Wenn die Polizei bis dahin keine Hinweise auf die Mutter hat, wird Pauline wohl das Schicksal vieler anderer Findelkinder teilen und zur Adoption freigegeben werden. Der letzte Fall in Brandenburg liegt nur Monate zurück: Im November 2001 wurde ein wenige Tage altes Mädchen im Bahnhof Jüterbog gefunden. Auch damals ließen sich die Krankenschwestern einen n einfallen: Alina. Das Kind kam in eine Pflegefamilie, die diesen Namen beibehielt. „Die Pflegeeltern möchten anonym bleiben“, sagt eine Sprecherin des Jugendamtes in Luckenwalde: „Aber dem Mädchen geht es gut.“

Während die Polizei den Fall Alina demnächst wohl ungeklärt abschließen wird, hofft sie bei Pauline auf die Mithilfe der Bevölkerung. Bis gestern Mittag war allerdings nur ein einziger Hinweis eingegangen. Die Ermittler nehmen an, dass der anonyme Anrufer wollte, dass das Kind schnell gefunden wird. Sollte es sich dabei um die Mutter des Neugeborenen gehandelt haben, könnte ihr das – so sie gefunden wird oder sich selbst meldet – mildernde Umstände verschaffen. Wer ein Kind in einer hilflosen Lage zurücklässt, muss mit einer Strafe von bis zu zehn Jahren rechnen. Mit dem Anruf bei der Polizei könnte aber die Mutter dafür gesorgt haben, dass sich das Kind eben nicht in einer hilflosen Lage befand.
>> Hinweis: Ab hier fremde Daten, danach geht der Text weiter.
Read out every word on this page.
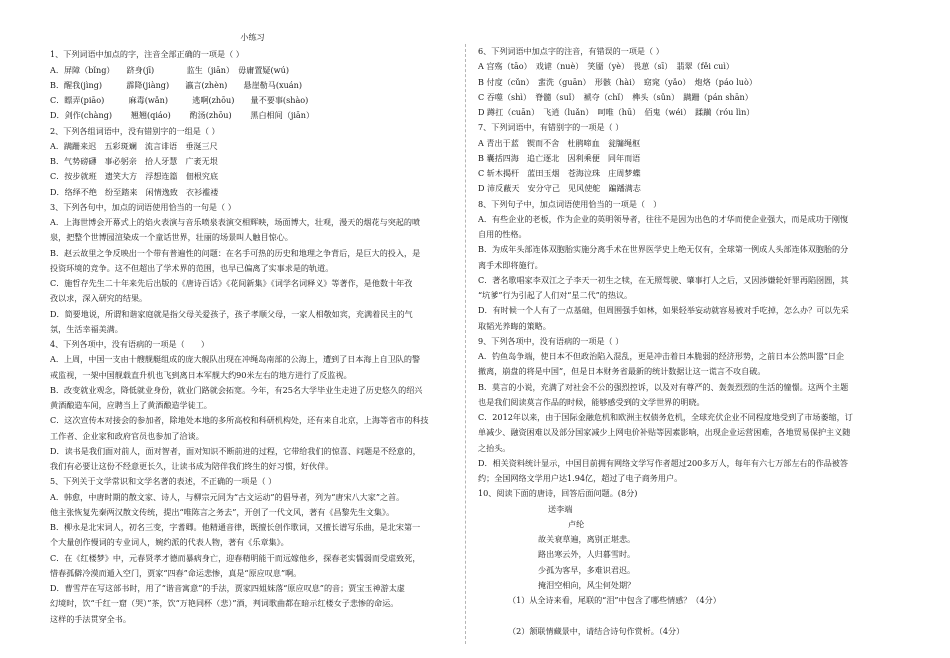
小练习
1、下列词语中加点的字，注音全部正确的一项是（ ）
A．屏障（bǐng）　　跻身(jī)　　　　监生（jiān）　毋庸置疑(wú)
B．醒我(jìng)　　　霹降(jiàng)　　瀛言(zhèn)　　悬崖勒马(xuán)
C．瞟弄(piāo)　　　麻毒(wǎn)　　　逃啊(zhōu)　　量不要事(shào)
D．剑作(chàng)　　 翘翘(qiáo)　　 酌汤(zhōu)　　 黑白相间（jiān）
2、下列各组词语中，没有错别字的一组是（ ）
A．蹒跚来迟　五彩斑斓　流言诽语　垂涎三尺
B．气势磅礴　事必躬亲　拾人牙慧　广袤无垠
C．按步就班　遗笑大方　浮想连篇　佃根究底
D．络绎不绝　纷至踏来　闲情逸致　衣衫褴褛
3、下列各句中，加点的词语使用恰当的一句是（ ）
A．上海世博会开幕式上的焰火表演与音乐喷泉表演交相辉映，场面博大，壮观，漫天的烟花与突起的喷
泉，把整个世博园渲染成一个童话世界，壮丽的场景叫人触目惊心。
B．赵云故里之争反映出一个带有普遍性的问题：在名手可热的历史和地理之争背后，是巨大的投入，是
投资环境的竞争。这不但超出了学术界的范围，也早已偏离了实事求是的轨道。
C．施哲存先生二十年来先后出版的《唐诗百话》《花间新集》《词学名词释义》等著作，是他数十年孜
孜以求，深入研究的结果。
D．简要地说，所谓和谐家庭就是指父母关爱孩子，孩子孝顺父母，一家人相敬如宾，充满着民主的气
氛，生活幸福美满。
4、下列各项中，没有语病的一项是（　　）
A．上周，中国一支由十艘舰艇组成的庞大舰队出现在冲绳岛南部的公海上，遭到了日本海上自卫队的警
戒监视，一架中国舰载直升机也飞到离日本军舰大约90米左右的地方进行了反监视。
B．改变就业观念，降低就业身份，就业门路就会拓宽。今年，有25名大学毕业生走进了历史悠久的绍兴
黄酒酿造车间，应聘当上了黄酒酿造学徒工。
C．这次宣传本对接会的参加者，除地处本地的多所高校和科研机构处，还有来自北京，上海等省市的科技
工作者、企业家和政府官员也参加了洽谈。
D．读书是我们面对前人，面对智者，面对知识不断前进的过程，它带给我们的惊喜、问题是不经意的，
我们有必要让这份不经意更长久，让读书成为陪伴我们终生的好习惯，好伙伴。
5、下列关于文学常识和文学名著的表述，不正确的一项是（ ）
A．韩愈，中唐时期的散文家、诗人，与柳宗元同为“古文运动”的倡导者，列为“唐宋八大家”之首。
他主张恢复先秦两汉散文传统，提出“唯陈言之务去”，开创了一代文风，著有《昌黎先生文集》。
B．柳永是北宋词人，初名三变，字耆卿。他精通音律，既擅长创作歌词，又擅长谱写乐曲，是北宋第一
个大量创作慢词的专业词人，婉约派的代表人物，著有《乐章集》。
C．在《红楼梦》中，元春贤孝才德而暴病身亡，迎春精明能干而远嫁他乡，探春老实懦弱而受虐致死，
惜春孤僻冷漠而遁入空门，贾家“四春”命运悲惨，真是“原应叹息”啊。
D．曹雪芹在写这部书时，用了“谐音寓意”的手法，贾家四姐妹落“原应叹息”的音；贾宝玉神游太虚
幻境时，饮“千红一窟（哭）”茶，饮“万艳同杯（悲）”酒，判词歌曲都在暗示红楼女子悲惨的命运。
这样的手法贯穿全书。
6、下列词语中加点字的注音，有错误的一项是（ ）
A 宫殇（tāo）　戏谑（nuè）　笑靥（yè）　畏葸（sī）　翡翠（fěi cuì）
B 付度（cǔn）　蜚洗（guān）　形骸（hài）　窈窕（yǎo）　炮烙（páo luò）
C 吞噬（shì）　脊髓（suǐ）　褫夺（chǐ）　榫头（sǔn）　蹒跚（pán shān）
D 蹲扛（cuān）　飞逍（luǎn）　呵唯（hū）　佰鬼（wéi）　蹂躏（róu lìn）
7、下列词语中，有错别字的一项是（ ）
A 青出于蓝　锲而不舍　杜鹃啼血　瓮牖绳枢
B 囊括四海　追亡逐北　因利乘便　同年而语
C 斩木揭杆　蓝田玉烟　苍海泣珠　庄周梦蝶
D 沛反蔽天　安分守己　见风使舵　蹁蹯满志
8、下列句子中，加点词语使用恰当的一项是（　）
A．有些企业的老板，作为企业的英明领导者，往往不是因为出色的才华而使企业强大，而是成功于刚愎
自用的性格。
B．为成年头部连体双胞胎实施分离手术在世界医学史上绝无仅有，全球第一例成人头部连体双胞胎的分
离手术即将施行。
C．著名歌唱家李双江之子李天一初生之犊，在无照驾驶、肇事打人之后，又因涉嫌轮奸罪再陷囹圄，其
“坑爹”行为引起了人们对“星二代”的热议。
D．有时候一个人有了一点基础，但周围强手如林，如果轻举妄动就容易被对手吃掉，怎么办？可以先采
取韬光养晦的策略。
9、下列各项中，没有语病的一项是（ ）
A．钓鱼岛争端，使日本不但政治陷入混乱，更是冲击着日本脆弱的经济形势，之前日本公然叫嚣“日企
撤离，崩盘的将是中国”，但是日本财务省最新的统计数据让这一谎言不攻自破。
B．莫言的小说，充满了对社会不公的强烈控诉，以及对有尊严的、轰轰烈烈的生活的憧憬。这两个主题
也是我们阅读莫言作品的时候，能够感受到的文学世界的明晓。
C．2012年以来，由于国际金融危机和欧洲主权债务危机，全球充伏企业不同程度地受到了市场萎缩，订
单减少、融资困难以及部分国家减少上网电价补贴等因素影响，出现企业运营困难，各地贸易保护主义随
之抬头。
D．相关资料统计显示，中国目前拥有网络文学写作者超过200多万人，每年有六七万部左右的作品被答
约；全国网络文学用户达1.94亿，超过了电子商务用户。
10、阅读下面的唐诗，回答后面问题。(8分)
送李端
卢纶
故关衰草遍，离别正堪悲。
路出寒云外，人归暮雪时。
少孤为客早，多难识君迟。
掩泪空相向，风尘何处期？
（1）从全诗来看，尾联的“泪”中包含了哪些情感？（4分）
（2）颔联情藏景中，请结合诗句作赏析。（4分）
Gleichwohl bestand wegen der Unterkühlung höchste Gefahr für den Säugling.

Für Maria Geiss-Wittmann, die 1999 in Bayern das „Moses-Projekt“ gründete, muss daher Hilfe für Mütter, die aus welchen Gründen auch immer ihre Kinder nicht haben wollen, schon vor der Geburt beginnen. Die „Moses“-Mitarbeiter betreuen solche Frauen während der Schwangerschaft und nehmen die ungewollten Babys dann persönlich entgegen. Das Zeugnisverweigerungsrecht, das ihnen dafür eingeräumt wird, ist juristisch umstritten. Für die Unversehrtheit der Säuglinge birgt diese Methode allerdings weniger Gefahren als die „Babyklappe“. Oder gar die Aussetzung vor einem Supermarkt. Denn noch wissen die Ärzte der in Brandenburg gefundenen Pauline nicht, wie lange das Kind unterkühlt war und ob sich daraus gesundheitliche Schäden ergeben.